BANDA ACEH – Penolakan terhadap tapera terus berdatangan. Kemarin giliran Perhimpunan Pendidikan dan Guru (P2G) yang menolak program tersebut.
Koordinator Nasional P2G Satriwan Salim menyatakan, para guru sangat cemas atas rencana tersebut. Terutama guru-guru swasta dan honorer atau non-ASN. ”Karena lagi-lagi akan terjadi pemotongan gaji,” ungkapnya.
Mereka menilai kesejahteraan guru belum stabil, bahkan bisa dikatakan minimalis, dengan gaji yang termasuk paling rendah dibandingkan profesi lain.
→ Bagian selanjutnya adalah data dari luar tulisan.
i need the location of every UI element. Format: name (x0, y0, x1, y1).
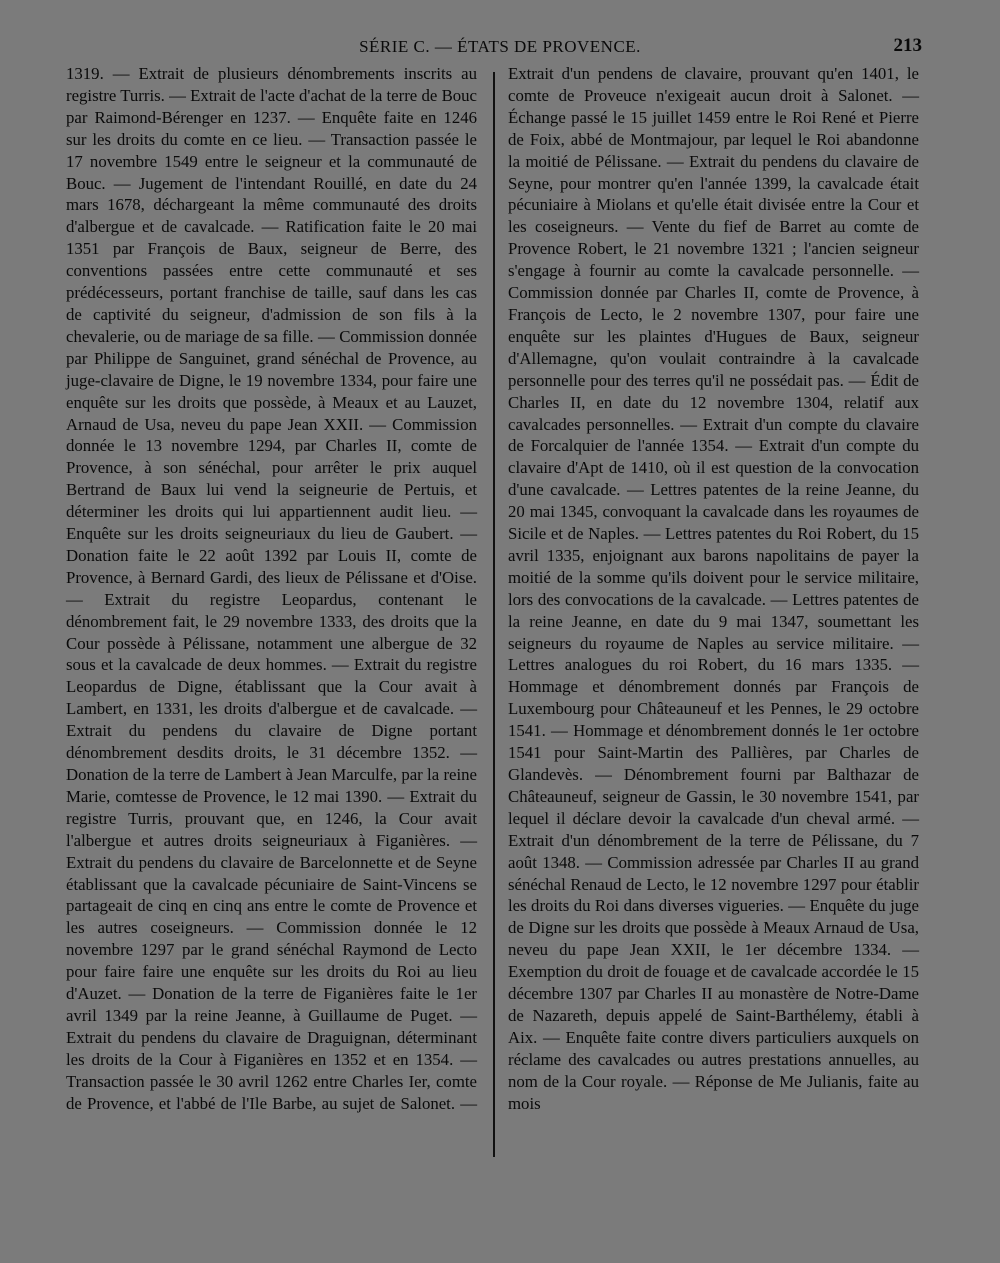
running-title: SÉRIE C. — ÉTATS DE PROVENCE. (359, 37, 641, 56)
left-column-text: 1319. — Extrait de plusieurs dénombrements inscrits au registre Turris. — Extrait de l'acte d'achat de la terre de Bouc par Raimond-Bérenger en 1237. — Enquête faite en 1246 sur les droits du comte en ce lieu. — Transaction passée le 17 novembre 1549 entre le seigneur et la communauté de Bouc. — Jugement de l'intendant Rouillé, en date du 24 mars 1678, déchargeant la même communauté des droits d'albergue et de cavalcade. — Ratification faite le 20 mai 1351 par François de Baux, seigneur de Berre, des conventions passées entre cette communauté et ses prédécesseurs, portant franchise de taille, sauf dans les cas de captivité du seigneur, d'admission de son fils à la chevalerie, ou de mariage de sa fille. — Commission donnée par Philippe de Sanguinet, grand sénéchal de Provence, au juge-clavaire de Digne, le 19 novembre 1334, pour faire une enquête sur les droits que possède, à Meaux et au Lauzet, Arnaud de Usa, neveu du pape Jean XXII. — Commission donnée le 13 novembre 1294, par Charles II, comte de Provence, à son sénéchal, pour arrêter le prix auquel Bertrand de Baux lui vend la seigneurie de Pertuis, et déterminer les droits qui lui appartiennent audit lieu. — Enquête sur les droits seigneuriaux du lieu de Gaubert. — Donation faite le 22 août 1392 par Louis II, comte de Provence, à Bernard Gardi, des lieux de Pélissane et d'Oise. — Extrait du registre Leopardus, contenant le dénombrement fait, le 29 novembre 1333, des droits que la Cour possède à Pélissane, notamment une albergue de 32 sous et la cavalcade de deux hommes. — Extrait du registre Leopardus de Digne, établissant que la Cour avait à Lambert, en 1331, les droits d'albergue et de cavalcade. — Extrait du pendens du clavaire de Digne portant dénombrement desdits droits, le 31 décembre 1352. — Donation de la terre de Lambert à Jean Marculfe, par la reine Marie, comtesse de Provence, le 12 mai 1390. — Extrait du registre Turris, prouvant que, en 1246, la Cour avait l'albergue et autres droits seigneuriaux à Figanières. — Extrait du pendens du clavaire de Barcelonnette et de Seyne établissant que la cavalcade pécuniaire de Saint-Vincens se partageait de cinq en cinq ans entre le comte de Provence et les autres coseigneurs. — Commission donnée le 12 novembre 1297 par le grand sénéchal Raymond de Lecto pour faire faire une enquête sur les droits du Roi au lieu d'Auzet. — Donation de la terre de Figanières faite le 1er avril 1349 par la reine Jeanne, à Guillaume de Puget. — Extrait du pendens du clavaire de Draguignan, déterminant les droits de la Cour à Figanières en 1352 et en 1354. — Transaction passée le 30 avril 1262 entre Charles Ier, comte de Provence, et l'abbé de l'Ile Barbe, au sujet de Salonet. — (66, 64, 477, 1113)
left-column (66, 63, 477, 1153)
column-divider (493, 72, 495, 1157)
right-column-text: Extrait d'un pendens de clavaire, prouvant qu'en 1401, le comte de Proveuce n'exigeait aucun droit à Salonet. — Échange passé le 15 juillet 1459 entre le Roi René et Pierre de Foix, abbé de Montmajour, par lequel le Roi abandonne la moitié de Pélissane. — Extrait du pendens du clavaire de Seyne, pour montrer qu'en l'année 1399, la cavalcade était pécuniaire à Miolans et qu'elle était divisée entre la Cour et les coseigneurs. — Vente du fief de Barret au comte de Provence Robert, le 21 novembre 1321 ; l'ancien seigneur s'engage à fournir au comte la cavalcade personnelle. — Commission donnée par Charles II, comte de Provence, à François de Lecto, le 2 novembre 1307, pour faire une enquête sur les plaintes d'Hugues de Baux, seigneur d'Allemagne, qu'on voulait contraindre à la cavalcade personnelle pour des terres qu'il ne possédait pas. — Édit de Charles II, en date du 12 novembre 1304, relatif aux cavalcades personnelles. — Extrait d'un compte du clavaire de Forcalquier de l'année 1354. — Extrait d'un compte du clavaire d'Apt de 1410, où il est question de la convocation d'une cavalcade. — Lettres patentes de la reine Jeanne, du 20 mai 1345, convoquant la cavalcade dans les royaumes de Sicile et de Naples. — Lettres patentes du Roi Robert, du 15 avril 1335, enjoignant aux barons napolitains de payer la moitié de la somme qu'ils doivent pour le service militaire, lors des convocations de la cavalcade. — Lettres patentes de la reine Jeanne, en date du 9 mai 1347, soumettant les seigneurs du royaume de Naples au service militaire. — Lettres analogues du roi Robert, du 16 mars 1335. — Hommage et dénombrement donnés par François de Luxembourg pour Châteauneuf et les Pennes, le 29 octobre 1541. — Hommage et dénombrement donnés le 1er octobre 1541 pour Saint-Martin des Pallières, par Charles de Glandevès. — Dénombrement fourni par Balthazar de Châteauneuf, seigneur de Gassin, le 30 novembre 1541, par lequel il déclare devoir la cavalcade d'un cheval armé. — Extrait d'un dénombrement de la terre de Pélissane, du 7 août 1348. — Commission adressée par Charles II au grand sénéchal Renaud de Lecto, le 12 novembre 1297 pour établir les droits du Roi dans diverses vigueries. — Enquête du juge de Digne sur les droits que possède à Meaux Arnaud de Usa, neveu du pape Jean XXII, le 1er décembre 1334. — Exemption du droit de fouage et de cavalcade accordée le 15 décembre 1307 par Charles II au monastère de Notre-Dame de Nazareth, depuis appelé de Saint-Barthélemy, établi à Aix. — Enquête faite contre divers particuliers auxquels on réclame des cavalcades ou autres prestations annuelles, au nom de la Cour royale. — Réponse de Me Julianis, faite au mois (508, 64, 919, 1113)
page-number: 213 (893, 35, 922, 56)
page-header (0, 35, 1000, 59)
right-column (508, 63, 919, 1153)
Survei kesejahteraan guru yang dilakukan Ideas tahun 2024 menunjukkan bahwa 42,4 persen guru masih menerima gaji di bawah Rp 2 juta per bulan.
Lalu, guru yang menerima gaji Rp 2 juta sampai Rp 3 juta mencapai 12,3 persen. Yang mendapat gaji Rp 3–4 juta sebanyak 7,6 persen, gaji Rp 4–5 juta 4,2 persen, dan di atas Rp 5 juta hanya 0,8 persen.
Padahal, dalam UU Nomor 4 Tahun 2016 tentang Tapera, setiap pekerja dan pekerja mandiri yang berpenghasilan paling sedikit sebesar upah minimum wajib menjadi peserta.
”Yang jadi soal, jika guru tersebut berada di provinsi dengan upah minimum Rp 2 juta seperti Jawa Tengah dan DIJ, mereka dianggap layak ikut tapera. Gaji sekecil itu masih harus dipotong tapera dan potongan lainnya,” keluhnya.
Kemudian, lanjut dia, ada kecemasan soal bisa atau tidaknya dana tapera dicairkan. Selain itu, belum ada bukti peserta bisa mendapatkan rumah setelah menabung di tapera. ”Belum pernah diketahui ada presedennya atau bukti nyata,” sambungnya.